L’avancée des mouvements féministes donne lieu à de nouvelles voies de recours pour les femmes victimes d’agressions et violences sexuelles. Les lois mutent et des initiatives de protection sont mises en place (l’ouverture d’une cellule d’écoute pour les femmes violentées pendant le confinement, par exemple), mais dans la majeure partie des cas, les femmes demeurent sous le joug du patriarcat ambiant dans leur quotidien. Selon une enquête révélée le 2 Mars 2020 et réalisée par l’association Mémoire Traumatique et Victimologie avec l’institut Ipsos, 27% des français pensent toujours que la tenue peut justifier un viol.
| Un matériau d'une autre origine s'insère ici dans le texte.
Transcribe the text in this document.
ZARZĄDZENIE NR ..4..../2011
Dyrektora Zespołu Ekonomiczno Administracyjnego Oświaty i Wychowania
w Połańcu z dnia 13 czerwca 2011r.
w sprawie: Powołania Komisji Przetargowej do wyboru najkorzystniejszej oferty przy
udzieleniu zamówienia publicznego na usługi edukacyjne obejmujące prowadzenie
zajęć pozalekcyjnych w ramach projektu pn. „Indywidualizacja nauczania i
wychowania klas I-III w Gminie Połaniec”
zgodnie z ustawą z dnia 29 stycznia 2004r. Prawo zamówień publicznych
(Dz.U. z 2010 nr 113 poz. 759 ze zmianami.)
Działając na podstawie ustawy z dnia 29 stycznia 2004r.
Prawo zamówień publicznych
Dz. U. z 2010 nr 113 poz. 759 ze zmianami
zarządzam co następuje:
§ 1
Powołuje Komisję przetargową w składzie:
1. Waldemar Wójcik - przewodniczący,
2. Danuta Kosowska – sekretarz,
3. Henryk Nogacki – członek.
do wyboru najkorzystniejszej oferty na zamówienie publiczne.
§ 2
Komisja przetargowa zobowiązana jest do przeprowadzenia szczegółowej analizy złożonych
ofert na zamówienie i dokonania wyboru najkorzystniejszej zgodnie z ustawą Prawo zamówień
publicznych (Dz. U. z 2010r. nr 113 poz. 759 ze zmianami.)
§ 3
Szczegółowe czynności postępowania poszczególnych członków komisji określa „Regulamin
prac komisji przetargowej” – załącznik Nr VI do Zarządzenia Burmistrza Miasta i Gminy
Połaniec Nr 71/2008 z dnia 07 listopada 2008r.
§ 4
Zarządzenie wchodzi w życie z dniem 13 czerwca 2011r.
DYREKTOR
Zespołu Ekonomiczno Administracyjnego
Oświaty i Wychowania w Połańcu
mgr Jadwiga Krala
Une seconde enquête réalisée par le pôle « Genre, sexualités et santé sexuelle » de l’Ifop et publiée le 22 juillet 2020, montre que 20 % des Français pensent que « des tétons apparents sous un haut devraient être considérés comme une « circonstance atténuante en cas d’agression sexuelle ».
Bien que 100% des témoignages que nous avons recueillis reconnaissent que les mentalités évoluent et que l’impact d’un viol ou d’une agression sexuelle est de plus en plus reconnu, les chiffres témoignent également d’une culture du viol fortement ancrée dans la société actuelle, qui ne semble pas être sur le déclin.